Diakui, ada WNA yang mendapat izin tinggal tetap di Indonesia sehingga memiliki KTPE, jumlahnya sebanyak 101 orang.

“Mereka sebagian besar adalah warga negara Malaysia dan Filipina. KPU sudah melakukan survei terhadap WNA yang memiliki KTP. Namun, meskipun mereka memiliki KTP tapi tidak memiliki hak memilih atau dipilih di Indonesia,” katanya.

Kalau ada WNA pemilik KTPE yang masuk dalam DPT, ia menegaskan, maka KPU akan mencoretnya.

Hal senada ditegaskan Komisioner Badan Pengawas Pemilu, Muhammad Afifuddin, Bawaslu terus mendorong agar WNA tidak ada yang masuk dalam daftar pemilih tetap hasil perbaikan 2 (DPTHP2).
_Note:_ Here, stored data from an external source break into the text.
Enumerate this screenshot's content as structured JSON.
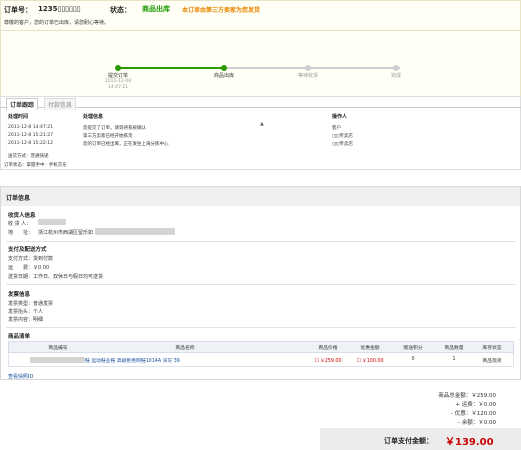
{
  "header": {
    "ordernum_label": "订单号：",
    "ordernum": "1235▯▯▯▯▯▯",
    "status_label": "状态：",
    "status_value": "商品出库",
    "status_note": "本订单由第三方卖家为您发货",
    "notice": "尊敬的客户，您的订单已出库，请您耐心等待。"
  },
  "progress": {
    "steps": [
      {
        "label": "提交订单",
        "time": "2011-12-08\n14:47:21"
      },
      {
        "label": "商品出库",
        "time": ""
      },
      {
        "label": "等待收货",
        "time": ""
      },
      {
        "label": "完成",
        "time": ""
      }
    ],
    "colors": {
      "done": "#2a9a00",
      "todo": "#cfcfcf"
    }
  },
  "tracking": {
    "tabs": [
      "订单跟踪",
      "付款信息"
    ],
    "headers": [
      "处理时间",
      "处理信息",
      "操作人"
    ],
    "rows": [
      {
        "time": "2011-12-8 14:47:21",
        "info": "您提交了订单，请等待系统确认",
        "op": "客户"
      },
      {
        "time": "2011-12-8 15:21:27",
        "info": "第三方卖家已经开始拣货",
        "op": "▯▯▯专卖店"
      },
      {
        "time": "2011-12-8 15:22:12",
        "info": "您的订单已经出库，正在发往上海分拣中心",
        "op": "▯▯▯专卖店"
      }
    ],
    "carrier": "送货方式：普通快递",
    "order_status": "订单状态：掌握手中 · 手机京东"
  },
  "info": {
    "title": "订单信息",
    "receiver_title": "收货人信息",
    "receiver_name_label": "收 货 人：",
    "receiver_addr_label": "地　　址：",
    "receiver_addr": "浙江杭州市西湖区留乐如",
    "pay_title": "支付及配送方式",
    "pay_method": "支付方式：货到付款",
    "freight": "运　　费：￥0.00",
    "delivery": "送货日期：工作日、双休日与假日均可送货",
    "invoice_title": "发票信息",
    "invoice_type": "发票类型：普通发票",
    "invoice_header": "发票抬头：个人",
    "invoice_content": "发票内容：明细",
    "product_title": "商品清单"
  },
  "products": {
    "headers": [
      "商品编号",
      "商品名称",
      "商品价格",
      "优惠金额",
      "赠送积分",
      "商品数量",
      "库存状态"
    ],
    "rows": [
      {
        "id": "▯▯▯▯▯▯",
        "name": "鞋  运动鞋业鞋  高级拒绝网鞋1014A 深灰 39",
        "price": "￥259.00",
        "discount": "￥100.00",
        "points": "0",
        "qty": "1",
        "stock": "商品现货"
      }
    ],
    "snapshot": "查看快照ID"
  },
  "totals": {
    "goods_total": "商品总金额：￥259.00",
    "freight": "+ 运费：￥0.00",
    "discount": "- 优惠：￥120.00",
    "balance": "- 余额：￥0.00",
    "pay_label": "订单支付金额：",
    "pay_amount": "￥139.00"
  }
}
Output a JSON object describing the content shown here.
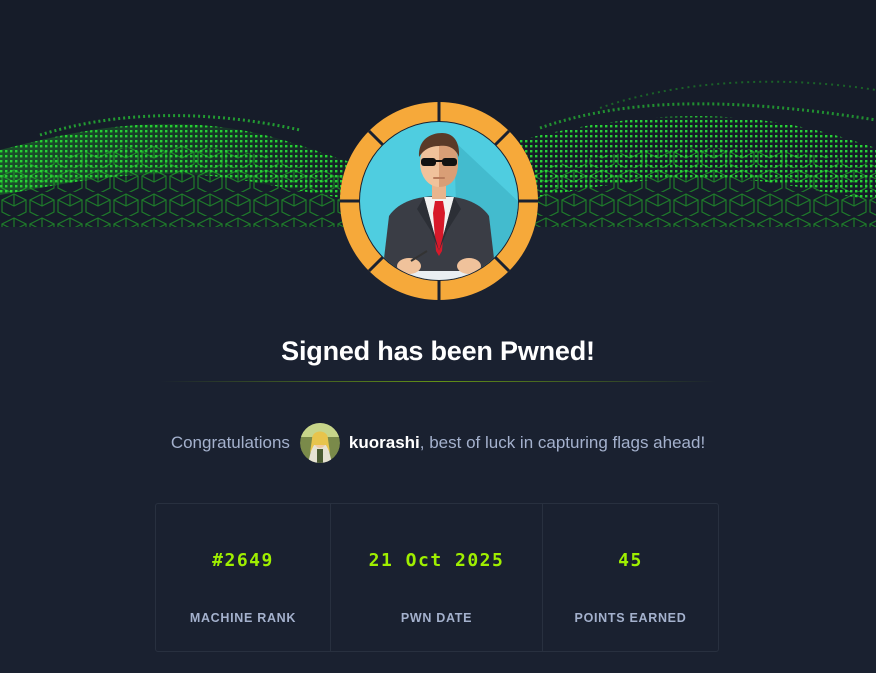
{
  "banner": {
    "accent_color": "#25d92f"
  },
  "machine": {
    "avatar_icon": "businessman-avatar-icon"
  },
  "headline": "Signed has been Pwned!",
  "congrats": {
    "prefix": "Congratulations",
    "username": "kuorashi",
    "suffix": ", best of luck in capturing flags ahead!",
    "user_avatar_icon": "user-avatar-icon"
  },
  "stats": [
    {
      "value": "#2649",
      "label": "MACHINE RANK"
    },
    {
      "value": "21 Oct 2025",
      "label": "PWN DATE"
    },
    {
      "value": "45",
      "label": "POINTS EARNED"
    }
  ],
  "colors": {
    "accent": "#9fef00",
    "background": "#1a2130",
    "muted_text": "#a4b1cd",
    "avatar_ring": "#f6a93a"
  }
}
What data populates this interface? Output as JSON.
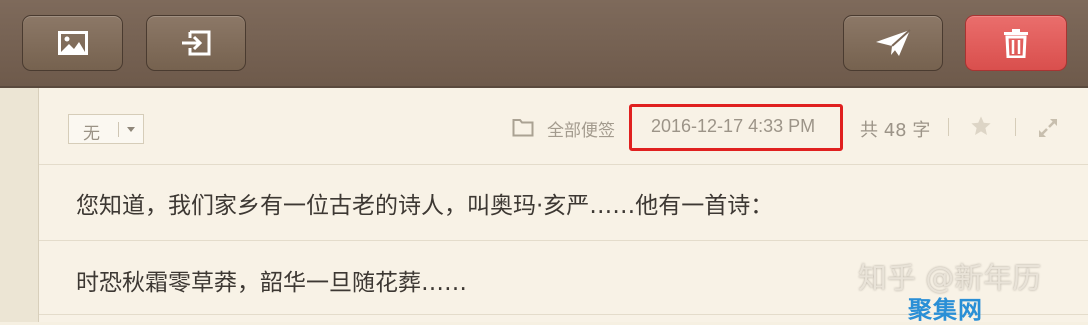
{
  "toolbar": {
    "buttons": [
      {
        "name": "insert-image",
        "icon": "image-icon"
      },
      {
        "name": "insert-file",
        "icon": "import-icon"
      },
      {
        "name": "send",
        "icon": "paper-plane-icon"
      },
      {
        "name": "delete",
        "icon": "trash-icon",
        "color": "#e05e5c"
      }
    ]
  },
  "meta": {
    "tag_value": "无",
    "folder_label": "全部便签",
    "timestamp": "2016-12-17 4:33 PM",
    "word_count": "共 48 字",
    "highlight_color": "#e0201f"
  },
  "content": {
    "lines": [
      "您知道，我们家乡有一位古老的诗人，叫奥玛·亥严……他有一首诗：",
      "时恐秋霜零草莽，韶华一旦随花葬……"
    ]
  },
  "watermarks": {
    "zhihu": "知乎 @新年历",
    "site": "聚集网"
  }
}
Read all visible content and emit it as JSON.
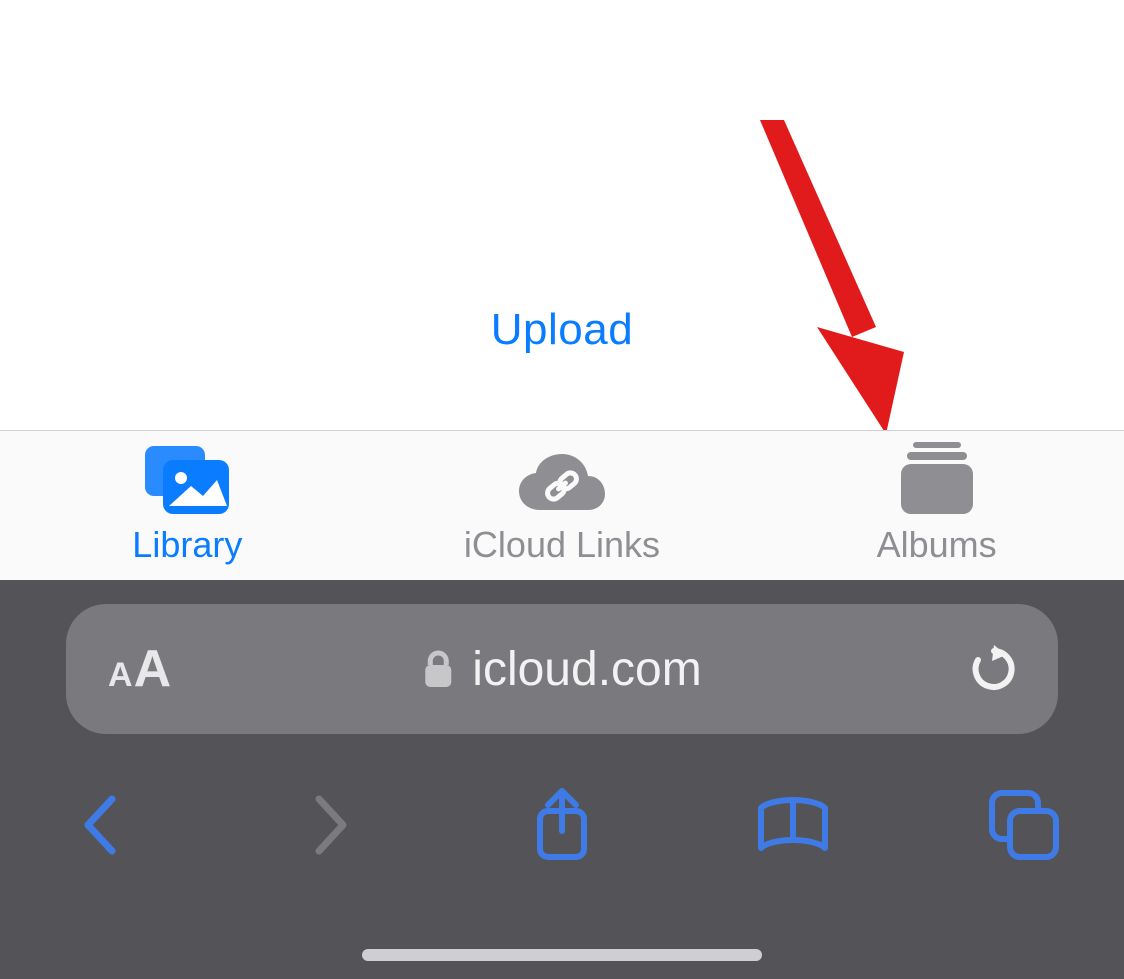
{
  "content": {
    "upload_label": "Upload"
  },
  "tabs": {
    "active_index": 0,
    "items": [
      {
        "label": "Library"
      },
      {
        "label": "iCloud Links"
      },
      {
        "label": "Albums"
      }
    ]
  },
  "safari": {
    "address_domain": "icloud.com"
  },
  "colors": {
    "accent_blue": "#0a7cff",
    "icon_gray": "#8e8e93",
    "safari_bg": "#545458",
    "addrbar_bg": "#7a7a7e",
    "arrow_red": "#e11b1b"
  },
  "annotation": {
    "arrow_target_tab_index": 2
  }
}
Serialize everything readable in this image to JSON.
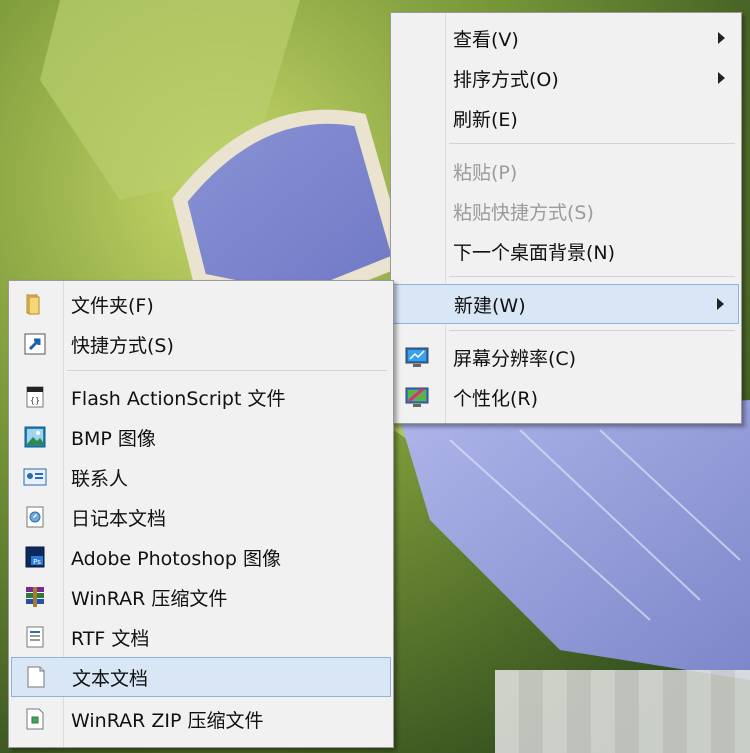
{
  "desktop_menu": {
    "items": [
      {
        "label": "查看(V)",
        "has_submenu": true
      },
      {
        "label": "排序方式(O)",
        "has_submenu": true
      },
      {
        "label": "刷新(E)"
      },
      {
        "label": "粘贴(P)",
        "disabled": true
      },
      {
        "label": "粘贴快捷方式(S)",
        "disabled": true
      },
      {
        "label": "下一个桌面背景(N)"
      },
      {
        "label": "新建(W)",
        "has_submenu": true,
        "highlighted": true
      },
      {
        "label": "屏幕分辨率(C)",
        "icon": "screen-resolution-icon"
      },
      {
        "label": "个性化(R)",
        "icon": "personalize-icon"
      }
    ]
  },
  "new_submenu": {
    "items": [
      {
        "label": "文件夹(F)",
        "icon": "folder-icon"
      },
      {
        "label": "快捷方式(S)",
        "icon": "shortcut-icon"
      },
      {
        "label": "Flash ActionScript 文件",
        "icon": "actionscript-file-icon"
      },
      {
        "label": "BMP 图像",
        "icon": "bmp-image-icon"
      },
      {
        "label": "联系人",
        "icon": "contact-icon"
      },
      {
        "label": "日记本文档",
        "icon": "journal-document-icon"
      },
      {
        "label": "Adobe Photoshop 图像",
        "icon": "photoshop-icon"
      },
      {
        "label": "WinRAR 压缩文件",
        "icon": "winrar-icon"
      },
      {
        "label": "RTF 文档",
        "icon": "rtf-document-icon"
      },
      {
        "label": "文本文档",
        "icon": "text-document-icon",
        "highlighted": true
      },
      {
        "label": "WinRAR ZIP 压缩文件",
        "icon": "winrar-zip-icon"
      }
    ]
  },
  "colors": {
    "menu_bg": "#f1f1f1",
    "highlight_bg": "#d8e6f6",
    "highlight_border": "#8fb2dd",
    "disabled_text": "#9b9b9b"
  }
}
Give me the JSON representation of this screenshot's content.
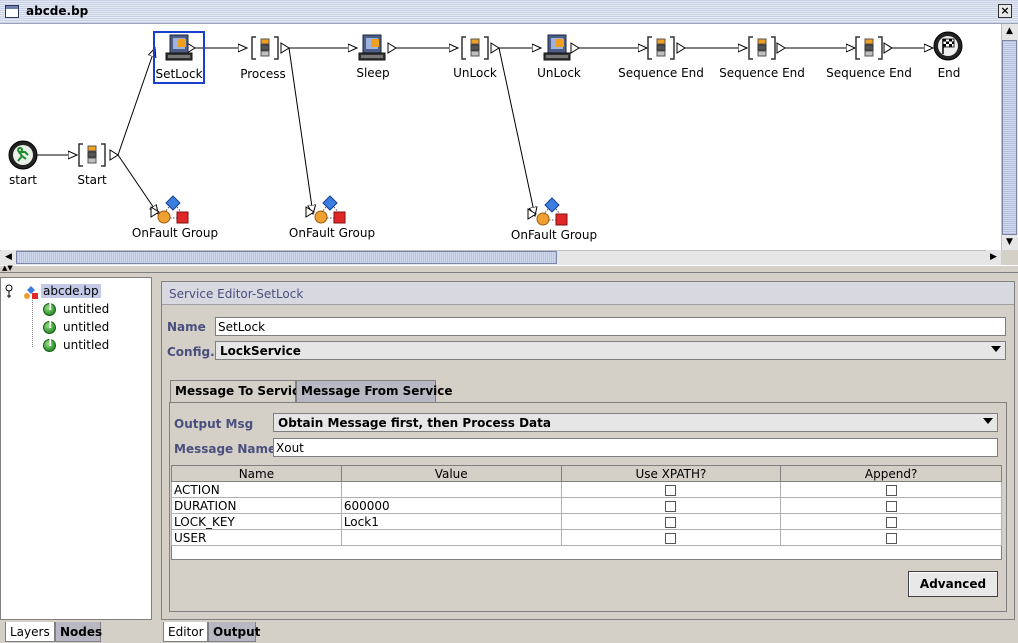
{
  "window": {
    "title": "abcde.bp",
    "close_icon": "×"
  },
  "diagram": {
    "nodes": [
      {
        "id": "start",
        "label": "start",
        "icon": "running-person-icon"
      },
      {
        "id": "Start",
        "label": "Start",
        "icon": "sequence-icon"
      },
      {
        "id": "SetLock",
        "label": "SetLock",
        "icon": "service-computer-icon",
        "selected": true
      },
      {
        "id": "Process",
        "label": "Process",
        "icon": "sequence-icon"
      },
      {
        "id": "Sleep",
        "label": "Sleep",
        "icon": "service-computer-icon"
      },
      {
        "id": "UnLock1",
        "label": "UnLock",
        "icon": "sequence-icon"
      },
      {
        "id": "UnLock2",
        "label": "UnLock",
        "icon": "service-computer-icon"
      },
      {
        "id": "SeqEnd1",
        "label": "Sequence End",
        "icon": "sequence-icon"
      },
      {
        "id": "SeqEnd2",
        "label": "Sequence End",
        "icon": "sequence-icon"
      },
      {
        "id": "SeqEnd3",
        "label": "Sequence End",
        "icon": "sequence-icon"
      },
      {
        "id": "End",
        "label": "End",
        "icon": "checkered-flag-icon"
      },
      {
        "id": "OnFault1",
        "label": "OnFault Group",
        "icon": "fault-group-icon"
      },
      {
        "id": "OnFault2",
        "label": "OnFault Group",
        "icon": "fault-group-icon"
      },
      {
        "id": "OnFault3",
        "label": "OnFault Group",
        "icon": "fault-group-icon"
      }
    ]
  },
  "tree": {
    "root": "abcde.bp",
    "children": [
      "untitled",
      "untitled",
      "untitled"
    ]
  },
  "left_tabs": [
    "Layers",
    "Nodes"
  ],
  "bottom_tabs": [
    "Editor",
    "Output"
  ],
  "editor": {
    "title": "Service Editor-SetLock",
    "name_label": "Name",
    "name_value": "SetLock",
    "config_label": "Config.",
    "config_value": "LockService",
    "tabs": [
      "Message To Service",
      "Message From Service"
    ],
    "output_msg_label": "Output Msg",
    "output_msg_value": "Obtain Message first, then Process Data",
    "message_name_label": "Message Name",
    "message_name_value": "Xout",
    "table": {
      "columns": [
        "Name",
        "Value",
        "Use XPATH?",
        "Append?"
      ],
      "rows": [
        {
          "name": "ACTION",
          "value": "",
          "xpath": false,
          "append": false
        },
        {
          "name": "DURATION",
          "value": "600000",
          "xpath": false,
          "append": false
        },
        {
          "name": "LOCK_KEY",
          "value": "Lock1",
          "xpath": false,
          "append": false
        },
        {
          "name": "USER",
          "value": "",
          "xpath": false,
          "append": false
        }
      ]
    },
    "advanced_button": "Advanced"
  },
  "colors": {
    "accent_label": "#4a4f7e",
    "selection": "#1a3fd0",
    "fault_orange": "#f0a030",
    "fault_red": "#e02828",
    "fault_blue": "#3a7ee0"
  }
}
Bersama KPU, lanjut dia, dalam sepekan terakhir Bawaslu terus melakukan koordinasi untuk menyisir DPT hasil perbaikan guna mencari kalau ada WNA pemilik KTP elektronik yang masuk dalam DPTHP2.

“Bawaslu juga menemukan ada pemilih di Lampung yang memiliki dua KTP elektronik dengan dua alamat. Dan ini harus dibersihkan dari DPT,” tegasnya.

Sementara itu, Direktur Jenderal Politik dan Pemerintahan Umum Kementerian Dalam Negeri (Kemendagri), Soedarmo, mengatakan, mengakui ada atuarn yang mengatur WNA yang memeuni syarat tertentu mendapat izin tinggal tetap di Indonesia, sehingga memiliki KTP elektronik.

Namun, menurut Afifuddin, KTP elektronik untuk orang asing, berbeda dengan KTP elektronik untuk WNI.

“Kalau kepemilikan KTP elektronik untuk orang asing saat ini menjadi isu yang sentitif, nanti akan saya usulkan kepada Dirjen Administrasi Kependudukan untuk merubahnya, misalnya soal namanya atau warnanya, sehingga lebih mudah dibedakan dan tidak menjadi isu sensitif,” katanya.